The Power of the Specific

On the evening of Feb 21, 2022, three days before Russian forces began the largest land invasion on the European Continent since World War II, Russian President Vladimir Putin gave an angry televised speech.”

The Power of the Specific

So starts an eight-page essay in Foreign Affairs, a specialist American journal of international relations and US foreign policy. The essay is titled: Putin’s War on History:  The Thousand Year Struggle over Ukraine. (Sorry, behind a paywall.) The writer, Anna Reid, is a seasoned journalist and author and she chooses to start her long academic piece, with something very specific the date and time of an angry speech, helping her readers to tune into her main thesis.

It is a well-known way to start a feature or a think-piece and it works brilliantly. As a reader it is easier to connect initially with a specific, rather than to a large conceptual big picture, which in this case covers a thousand year history of relationships between peoples we now call Ukrainian and Russian.

From the same edition of the same journal, there is a piece about military innovation and AI.  (Also behind a paywall.) It starts:

Gunpowder. The combustion engine. The airplane. These are just some of the technologies that have forever changed the face of warfare.’

Different essay, and a different style of specific, but still specific. The piece starts with three specific examples of ‘technologies’ without claiming them as an exhaustive list. As the reader, I immediately understand that we are talking about a step change in military advance.

And here is a completely different example.

On BBC Radio Four’s Today on Monday morning, Anneka Rice was interviewed about Channel Five’s revival of the TV show ‘Challenge Anneka’. (Rice’s interview Starts at 8.21am on the recording, while the BBC Sounds Version remains available.) As a professional communicator, Anneka was quick to shoehorn into her interview the example of a Romanian Orphanage she and her team helped 30 years ago, and updated that story for today. She later referenced a very specific Zoom call during lockdown, when she couldn’t make the technology work, but which led ultimately to the decision to revive ‘Challenge Anneka’. She did these things because – as a professional communicator – she understands the power of the specific to entertain and to make something memorable.

The Power of the Specific

Anneka Rice

Song writers use this trick too: Ed Sheeran sings in Shape of You, ‘Put Van the Man on the jukebox’ … a very specific reference to Van Morrison. And for those of us of a certain age Bobby Goldsboro creates a whole teenage summer vibe with the words

“It was a hot afternoon, on the last day of June and the sun was a demon….”

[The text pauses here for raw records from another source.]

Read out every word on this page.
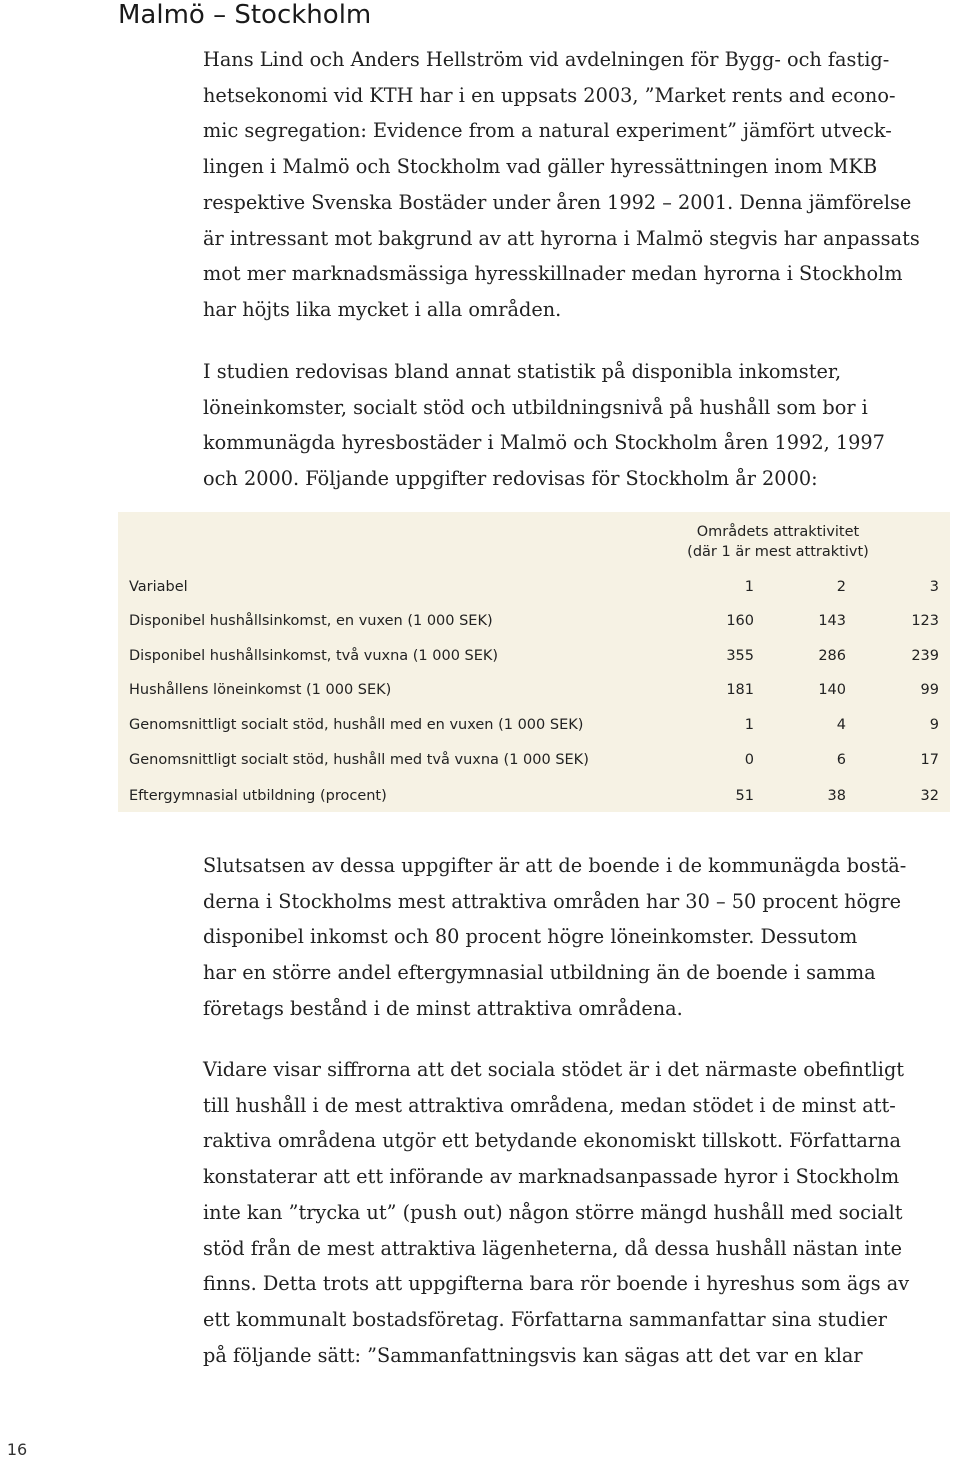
Malmö – Stockholm

Hans Lind och Anders Hellström vid avdelningen för Bygg- och fastig-
hetsekonomi vid KTH har i en uppsats 2003, ”Market rents and econo-
mic segregation: Evidence from a natural experiment” jämfört utveck-
lingen i Malmö och Stockholm vad gäller hyressättningen inom MKB
respektive Svenska Bostäder under åren 1992 – 2001. Denna jämförelse
är intressant mot bakgrund av att hyrorna i Malmö stegvis har anpassats
mot mer marknadsmässiga hyresskillnader medan hyrorna i Stockholm
har höjts lika mycket i alla områden.

I studien redovisas bland annat statistik på disponibla inkomster,
löneinkomster, socialt stöd och utbildningsnivå på hushåll som bor i
kommunägda hyresbostäder i Malmö och Stockholm åren 1992, 1997
och 2000. Följande uppgifter redovisas för Stockholm år 2000:

Områdets attraktivitet
(där 1 är mest attraktivt)
Variabel	1	2	3
Disponibel hushållsinkomst, en vuxen (1 000 SEK)	160	143	123
Disponibel hushållsinkomst, två vuxna (1 000 SEK)	355	286	239
Hushållens löneinkomst (1 000 SEK)	181	140	99
Genomsnittligt socialt stöd, hushåll med en vuxen (1 000 SEK)	1	4	9
Genomsnittligt socialt stöd, hushåll med två vuxna (1 000 SEK)	0	6	17
Eftergymnasial utbildning (procent)	51	38	32

Slutsatsen av dessa uppgifter är att de boende i de kommunägda bostä-
derna i Stockholms mest attraktiva områden har 30 – 50 procent högre
disponibel inkomst och 80 procent högre löneinkomster. Dessutom
har en större andel eftergymnasial utbildning än de boende i samma
företags bestånd i de minst attraktiva områdena.

Vidare visar siffrorna att det sociala stödet är i det närmaste obefintligt
till hushåll i de mest attraktiva områdena, medan stödet i de minst att-
raktiva områdena utgör ett betydande ekonomiskt tillskott. Författarna
konstaterar att ett införande av marknadsanpassade hyror i Stockholm
inte kan ”trycka ut” (push out) någon större mängd hushåll med socialt
stöd från de mest attraktiva lägenheterna, då dessa hushåll nästan inte
finns. Detta trots att uppgifterna bara rör boende i hyreshus som ägs av
ett kommunalt bostadsföretag. Författarna sammanfattar sina studier
på följande sätt: ”Sammanfattningsvis kan sägas att det var en klar

16
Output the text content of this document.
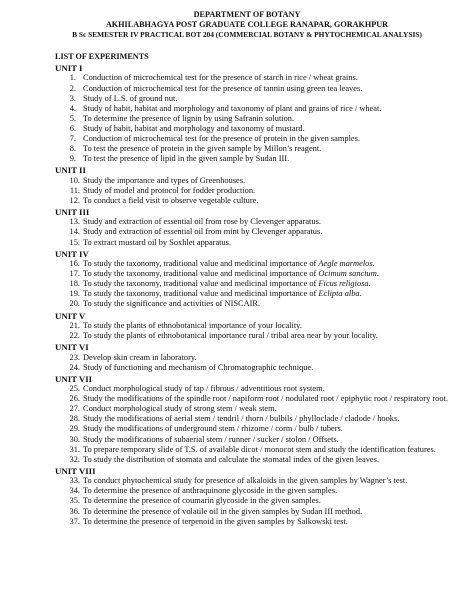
DEPARTMENT OF BOTANY
AKHILABHAGYA POST GRADUATE COLLEGE RANAPAR, GORAKHPUR
B Sc SEMESTER IV PRACTICAL BOT 204 (COMMERCIAL BOTANY & PHYTOCHEMICAL ANALYSIS)
LIST OF EXPERIMENTS
UNIT I
1. Conduction of microchemical test for the presence of starch in rice / wheat grains.
2. Conduction of microchemical test for the presence of tannin using green tea leaves.
3. Study of L.S. of ground nut.
4. Study of habit, habitat and morphology and taxonomy of plant and grains of rice / wheat.
5. To determine the presence of lignin by using Safranin solution.
6. Study of habit, habitat and morphology and taxonomy of mustard.
7. Conduction of microchemical test for the presence of protein in the given samples.
8. To test the presence of protein in the given sample by Millon’s reagent.
9. To test the presence of lipid in the given sample by Sudan III.
UNIT II
10. Study the importance and types of Greenhouses.
11. Study of model and protocol for fodder production.
12. To conduct a field visit to observe vegetable culture.
UNIT III
13. Study and extraction of essential oil from rose by Clevenger apparatus.
14. Study and extraction of essential oil from mint by Clevenger apparatus.
15. To extract mustard oil by Soxhlet apparatus.
UNIT IV
16. To study the taxonomy, traditional value and medicinal importance of Aegle marmelos.
17. To study the taxonomy, traditional value and medicinal importance of Ocimum sanctum.
18. To study the taxonomy, traditional value and medicinal importance of Ficus religiosa.
19. To study the taxonomy, traditional value and medicinal importance of Eclipta alba.
20. To study the significance and activities of NISCAIR.
UNIT V
21. To study the plants of ethnobotanical importance of your locality.
22. To study the plants of ethnobotanical importance rural / tribal area near by your locality.
UNIT VI
23. Develop skin cream in laboratory.
24. Study of functioning and mechanism of Chromatographic technique.
UNIT VII
25. Conduct morphological study of tap / fibrous / adventitious root system.
26. Study the modifications of the spindle root / napiform root / nodulated root / epiphytic root / respiratory root.
27. Conduct morphological study of strong stem / weak stem.
28. Study the modifications of aerial stem / tendril / thorn / bulbils / phylloclade / cladode / hooks.
29. Study the modifications of underground stem / rhizome / corm / bulb / tubers.
30. Study the modifications of subaerial stem / runner / sucker / stolon / Offsets.
31. To prepare temporary slide of T.S. of available dicot / monocot stem and study the identification features.
32. To study the distribution of stomata and calculate the stomatal index of the given leaves.
UNIT VIII
33. To conduct phytochemical study for presence of alkaloids in the given samples by Wagner’s test.
34. To determine the presence of anthraquinone glycoside in the given samples.
35. To determine the presence of coumarin glycoside in the given samples.
36. To determine the presence of volatile oil in the given samples by Sudan III method.
37. To determine the presence of terpenoid in the given samples by Salkowski test.
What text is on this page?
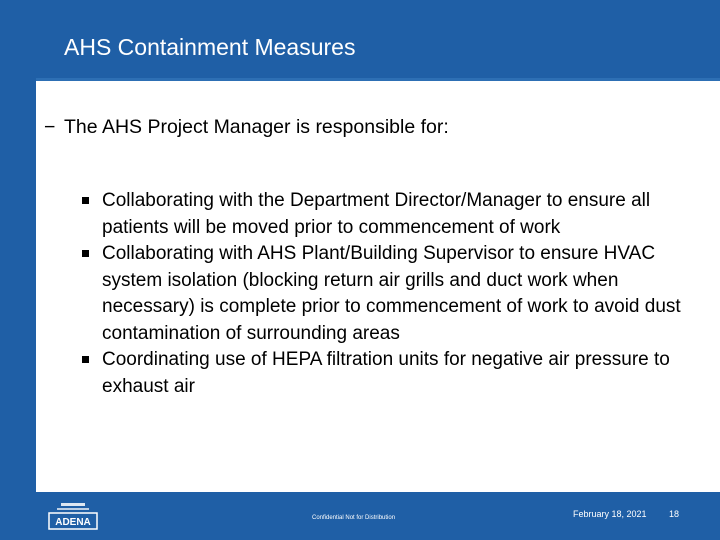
AHS Containment Measures
− The AHS Project Manager is responsible for:
Collaborating with the Department Director/Manager to ensure all patients will be moved prior to commencement of work
Collaborating with AHS Plant/Building Supervisor to ensure HVAC system isolation (blocking return air grills and duct work when necessary) is complete prior to commencement of work to avoid dust contamination of surrounding areas
Coordinating use of HEPA filtration units for negative air pressure to exhaust air
ADENA	Confidential Not for Distribution	February 18, 2021 18
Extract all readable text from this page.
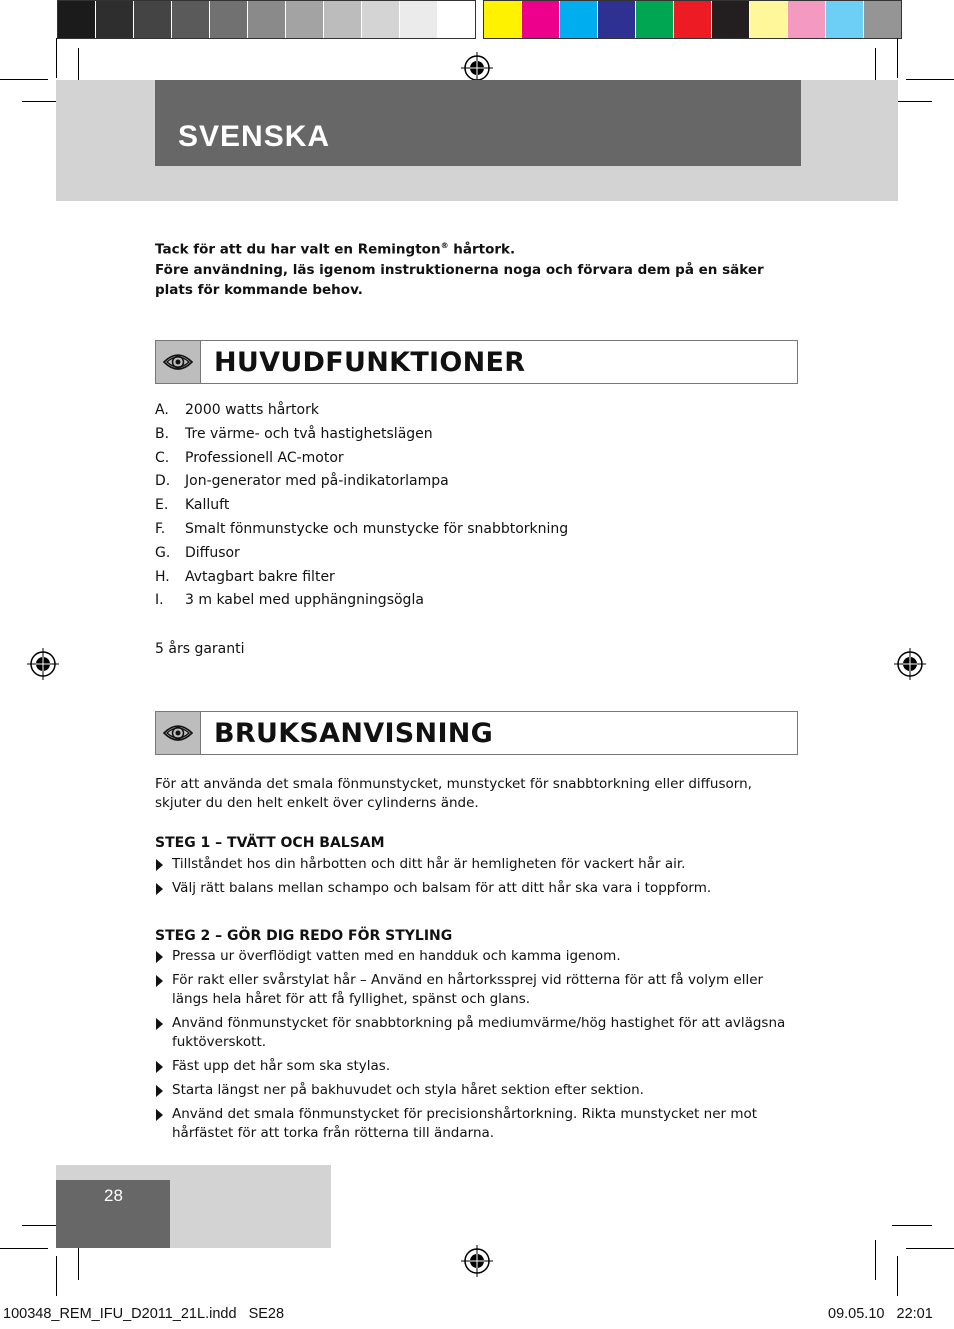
SVENSKA
Tack för att du har valt en Remington® hårtork.
Före användning, läs igenom instruktionerna noga och förvara dem på en säker plats för kommande behov.
HUVUDFUNKTIONER
A.	2000 watts hårtork
B.	Tre värme- och två hastighetslägen
C.	Professionell AC-motor
D.	Jon-generator med på-indikatorlampa
E.	Kalluft
F.	Smalt fönmunstycke och munstycke för snabbtorkning
G.	Diffusor
H.	Avtagbart bakre filter
I.	3 m kabel med upphängningsögla
5 års garanti
BRUKSANVISNING
För att använda det smala fönmunstycket, munstycket för snabbtorkning eller diffusorn, skjuter du den helt enkelt över cylinderns ände.
STEG 1 – TVÄTT OCH BALSAM
Tillståndet hos din hårbotten och ditt hår är hemligheten för vackert hår air.
Välj rätt balans mellan schampo och balsam för att ditt hår ska vara i toppform.
STEG 2 – GÖR DIG REDO FÖR STYLING
Pressa ur överflödigt vatten med en handduk och kamma igenom.
För rakt eller svårstylat hår – Använd en hårtorkssprej vid rötterna för att få volym eller längs hela håret för att få fyllighet, spänst och glans.
Använd fönmunstycket för snabbtorkning på mediumvärme/hög hastighet för att avlägsna fuktöverskott.
Fäst upp det hår som ska stylas.
Starta längst ner på bakhuvudet och styla håret sektion efter sektion.
Använd det smala fönmunstycket för precisionshårtorkning. Rikta munstycket ner mot hårfästet för att torka från rötterna till ändarna.
28
100348_REM_IFU_D2011_21L.indd   SE28	09.05.10   22:01
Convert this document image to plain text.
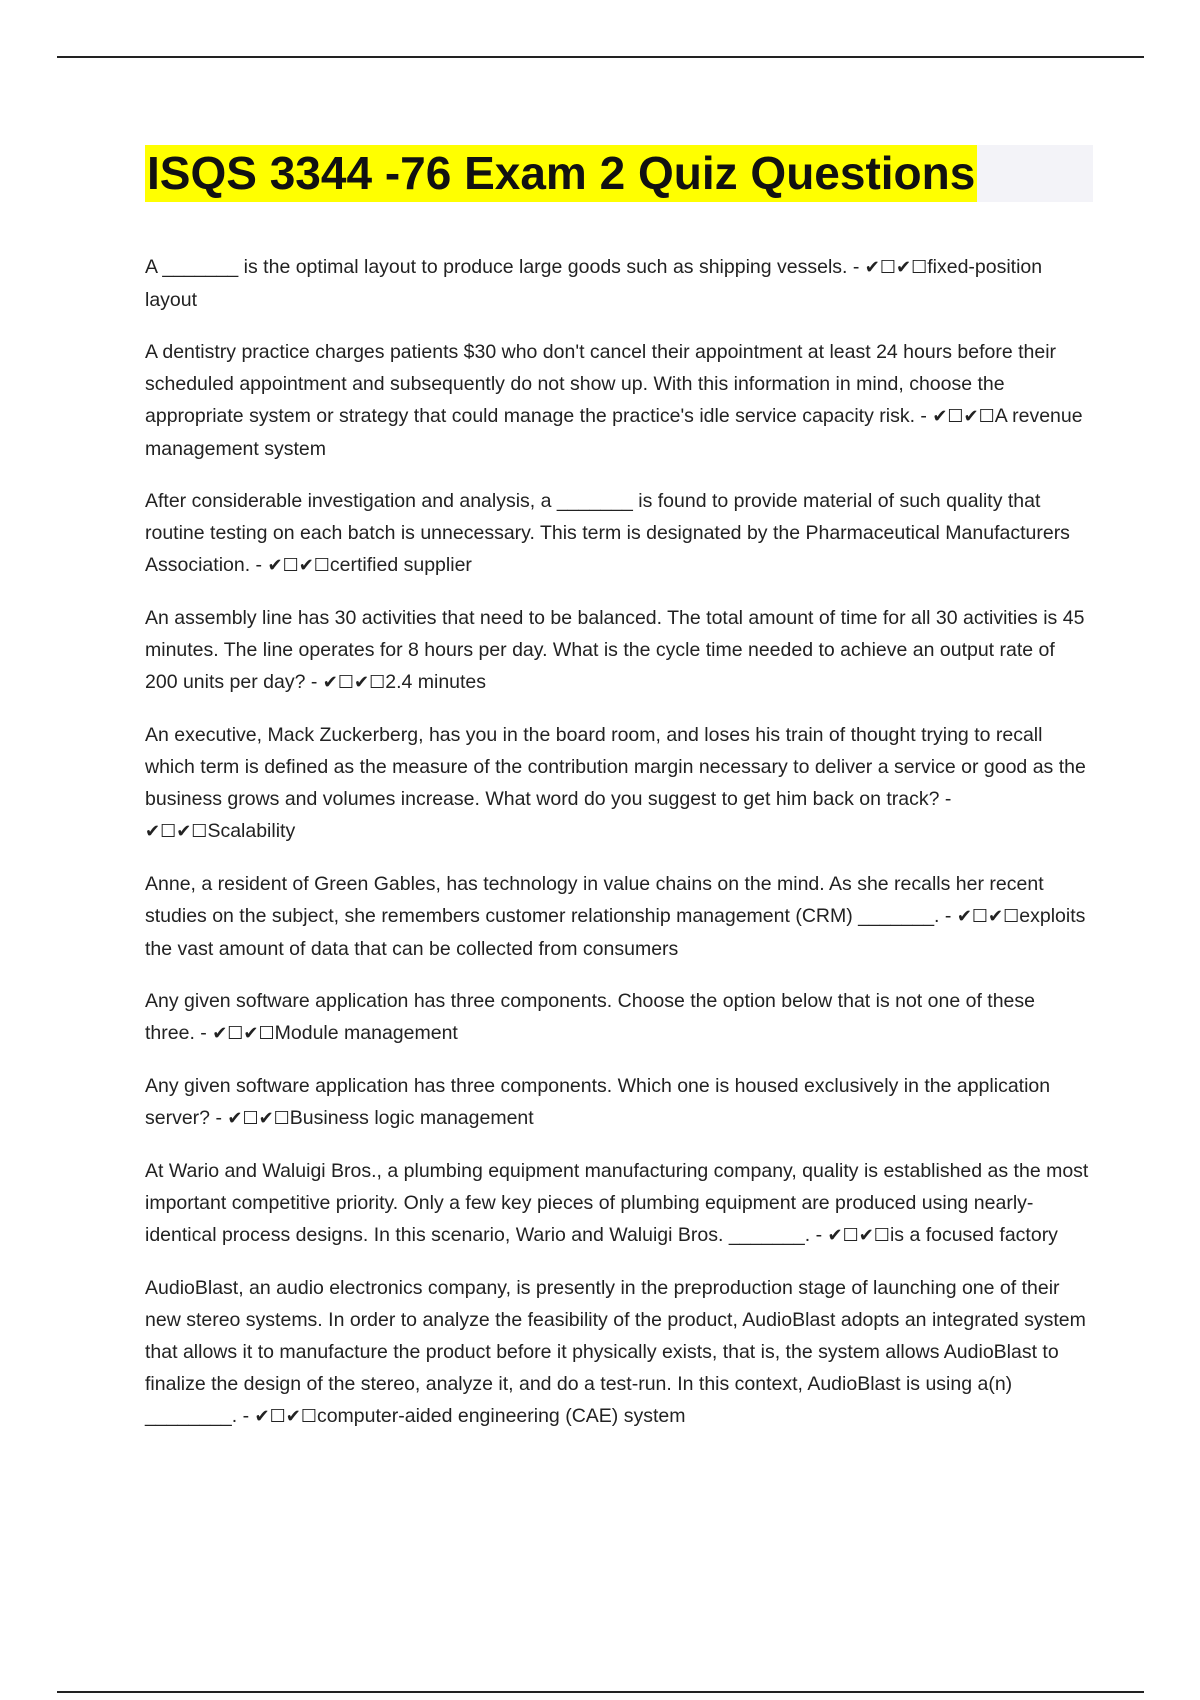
ISQS 3344 -76 Exam 2 Quiz Questions

A _______ is the optimal layout to produce large goods such as shipping vessels. - ✔☐✔☐fixed-position layout

A dentistry practice charges patients $30 who don't cancel their appointment at least 24 hours before their scheduled appointment and subsequently do not show up. With this information in mind, choose the appropriate system or strategy that could manage the practice's idle service capacity risk. - ✔☐✔☐A revenue management system

After considerable investigation and analysis, a _______ is found to provide material of such quality that routine testing on each batch is unnecessary. This term is designated by the Pharmaceutical Manufacturers Association. - ✔☐✔☐certified supplier

An assembly line has 30 activities that need to be balanced. The total amount of time for all 30 activities is 45 minutes. The line operates for 8 hours per day. What is the cycle time needed to achieve an output rate of 200 units per day? - ✔☐✔☐2.4 minutes

An executive, Mack Zuckerberg, has you in the board room, and loses his train of thought trying to recall which term is defined as the measure of the contribution margin necessary to deliver a service or good as the business grows and volumes increase. What word do you suggest to get him back on track? - ✔☐✔☐Scalability

Anne, a resident of Green Gables, has technology in value chains on the mind. As she recalls her recent studies on the subject, she remembers customer relationship management (CRM) _______. - ✔☐✔☐exploits the vast amount of data that can be collected from consumers

Any given software application has three components. Choose the option below that is not one of these three. - ✔☐✔☐Module management

Any given software application has three components. Which one is housed exclusively in the application server? - ✔☐✔☐Business logic management

At Wario and Waluigi Bros., a plumbing equipment manufacturing company, quality is established as the most important competitive priority. Only a few key pieces of plumbing equipment are produced using nearly-identical process designs. In this scenario, Wario and Waluigi Bros. _______. - ✔☐✔☐is a focused factory

AudioBlast, an audio electronics company, is presently in the preproduction stage of launching one of their new stereo systems. In order to analyze the feasibility of the product, AudioBlast adopts an integrated system that allows it to manufacture the product before it physically exists, that is, the system allows AudioBlast to finalize the design of the stereo, analyze it, and do a test-run. In this context, AudioBlast is using a(n) ________. - ✔☐✔☐computer-aided engineering (CAE) system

[ This rite of passage song was a hit in 1973 but there are millions of us for whom ‘the last day of June’ will for ever be associated with the song ‘Summer the First Time’.]

Imagine you are a ‘transformation consultant’: Obviously most of us in business know that you are helping companies to modernise in some way. But in a competitive market, what makes the listener or reader think: this woman knows what she is talking about. We all have clients we remember, transformations that made our reputation, special moments that made us proud.

Capture it! Bottle it! Codify that story! Record the details. Where were you when you received the news, what day was it, what was the weather like? These details provide context that creates mood, authenticity and above all ‘stickiness’.

My experience of businesspeople (outside of advertising), is that they really struggle to find the specific. I don’t fully understand why. What I do know is, that it is much easier to connect to a big idea, to a product or a purpose, once we get one, two or three specific details or illustrations.

Using the specific in any business communication; presentations, media interviews, town-halls, etc. is such a simple trick. And yet most people don’t do it.

So my challenge to you this week: get specific to power up your business communications.

1 reply
  1. Eric Dixon
    Eric Dixon says:

    Lindsay’s right. Specific examples pave the way for a general understanding to be more easily reached.
    This is even true for deciding which individual words to use – and often improves comedy scripts. Victoria Wood has explained why saying ‘Hobnob’ is funnier than saying ‘biscuit’ – as comedy duo Flo and Joan recall here:
    It’s the power of the specific once again!